Fred Koch’s referral to his Minnesota bankers was critical, Ablah said, because a “young Lebanese guy” couldn’t gain acceptance in the Wichita business market.

“Most of the deals I did early in my career were outside Wichita (for that reason),” he said. “I had a different image in other cities and that’s why I did there what I couldn’t do here.”

Ablah talked about his deals with Charles Koch: The purchase of Chrysler Realty from Lee Iacocca and their northeast Wichita land deal that eventually facilitated the expansion of K-96.

In his book, “The Science of Success,” Koch – chairman and chief executive of Koch Industries – praises Ablah’s vision and their shared values.

When their company, ABKO, dissolved, Ablah took 2,000 acres in Comotara and a New York City office complex as part of the profits, he said.

The Comotara land quickly came into play when efforts to build a stretch of K-96 in east Wichita stalled. So Ablah and Koch, who controlled 2,000 acres that now includes his Koch Industries offices, donated about two-thirds of the land to the state, which otherwise couldn’t afford to start the project.

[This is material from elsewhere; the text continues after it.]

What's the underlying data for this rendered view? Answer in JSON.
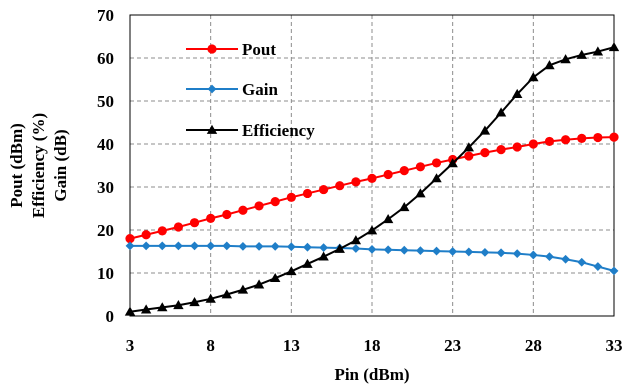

“I think that’s really made a significant change in Wichita, and I’m very pleased with that,” Ablah said.

Tony Utter, outgoing president of the CCIM chapter, credited the K-96 donation with “furthering a lot of real estate careers in Wichita.”

“In addition to fast travel across town, that really spurred a lot of economic development,” he said.

“I know I would have done a lot fewer deals without it.”

Mr. Ablah is the third recipient of this award, joining Colby Sandlian and the late Jack Hunt.